CRÉER LA FRATERNITÉ

18ème dimanche du Temps Ordinaire – Année A

 

En ce temps-là, quand Jésus apprit la mort de Jean le Baptiste, il se retira et partit en barque pour un endroit désert, à l’écart. Les foules l’apprirent et, quittant leurs villes, elles suivirent à pied.
En débarquant, il vit une grande foule de gens ; il fut saisi de compassion envers eux et guérit leurs malades.
Le soir venu, les disciples s’approchèrent et lui dirent : « L’endroit est désert et l’heure est déjà avancée. Renvoie donc la foule : qu’ils aillent dans les villages s’acheter de la nourriture ! »
Mais Jésus leur dit : « Ils n’ont pas besoin de s’en aller. Donnez-leur vous-mêmes à manger. »
Alors ils lui disent : « Nous n’avons là que cinq pains et deux poissons. »
Jésus dit : « Apportez-les-moi. »
Puis, ordonnant à la foule de s’asseoir sur l’herbe, il prit les cinq pains et les deux poissons, et, levant les yeux au ciel, il prononça la bénédiction ; il rompit les pains, il les donna aux disciples, et les disciples les donnèrent à la foule.
Ils mangèrent tous et ils furent rassasiés. On ramassa les morceaux qui restaient : cela faisait douze paniers pleins.
Ceux qui avaient mangé étaient environ cinq mille, sans compter les femmes et les enfants. (Matthieu 14, 13-21)

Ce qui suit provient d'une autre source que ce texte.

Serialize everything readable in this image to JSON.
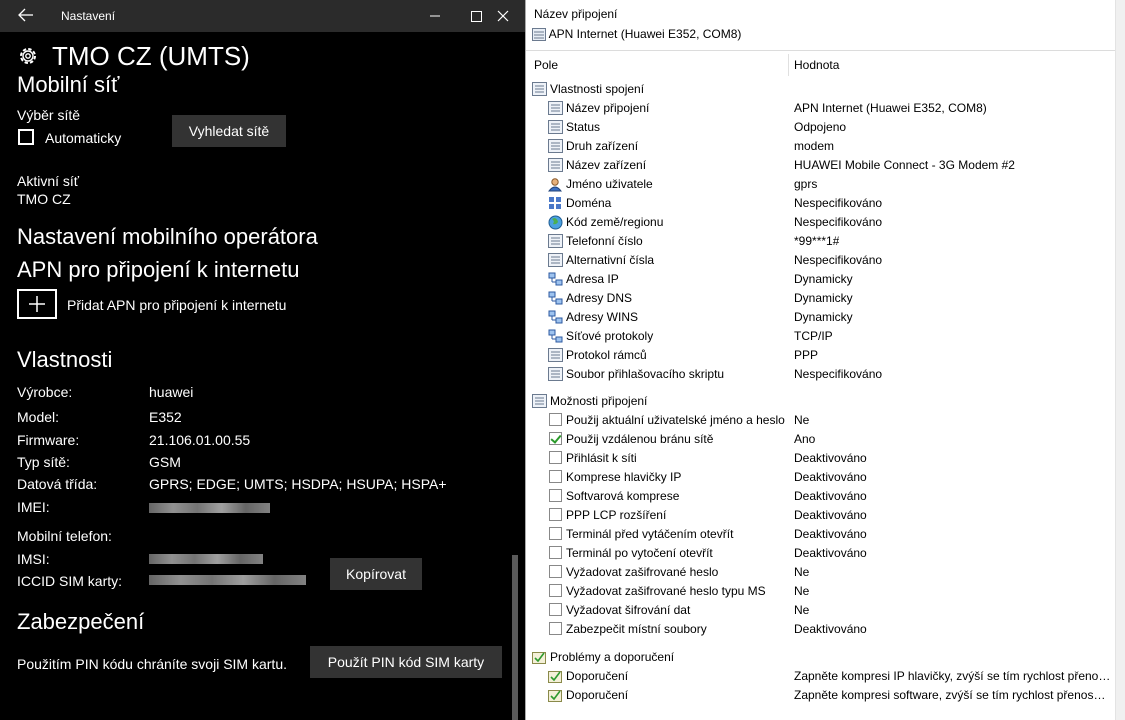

Extrait de la Traduction Liturgique de la Bible - © AELF, Paris

 

Un proverbe oriental dit que « quand le doigt du prophète montre la lune, l'idiot reste à regarder le doigt ». On pourrait dire la même chose de nous quand nous restons concentrés exclusivement sur le caractère prodigieux des miracles de Jésus, sans saisir le message qu'ils contiennent.

Parce que Jésus n'était pas un faiseur de miracles voué à la propagande des prodiges. Ses miracles sont plutôt des signes qui ouvrent une brèche dans ce monde de péché et indiquent une nouvelle réalité, le but final de l'être humain.

Concrètement, le miracle de la multiplication des pains nous invite à découvrir que le projet de Jésus est de nourrir les hommes et de les rassembler dans une véritable fraternité où ils sauront partager en frères « leur pain et leur poisson ».

Pour le chrétien, la fraternité n'est pas une exigence parmi d’autres. C'est le seul moyen de construire parmi les hommes le royaume du Père. Cette fraternité peut être mal comprise. Trop souvent nous la confondons avec « un égoïsme profiteur qui sait très bien se comporter » (Karl Rahner).

Nous pensons que nous aimons notre prochain simplement parce que nous ne lui faisons rien de particulièrement mauvais, même si après, nous nous contentons de vivre avec un horizon mesquin et égoïste, qui ignore tout le monde, et ne se soucie que de ses propres intérêts.

L'Église, en tant que « sacrement de fraternité », est appelée à promouvoir, à chaque moment de l'histoire, de nouvelles formes d’une étroite fraternité entre les hommes. Nous, les croyants, nous devons apprendre à vivre de manière plus fraternelle, à l'écoute des nouveaux besoins de l'homme d'aujourd'hui.

La lutte pour le désarmement, la protection de l'environnement, la solidarité

avec les peuples affamés, le partage des conséquences de la crise économique avec les chômeurs, l'aide aux toxicomanes, le souci des personnes âgées seules et oubliées... sont autant d'exigences pour ceux qui se sentent frères et veulent « multiplier » pour tous le pain dont les hommes ont besoin pour vivre..

Ce récit évangélique nous rappelle que nous ne pouvons pas manger notre pain et nos poissons tranquillement alors qu'il y a auprès de nous des hommes et des femmes menacés par tant de « famines ». Ceux d'entre nous qui vivent tranquilles et satisfaits doivent entendre les paroles de Jésus : « Donnez-leur vous-mêmes à manger ».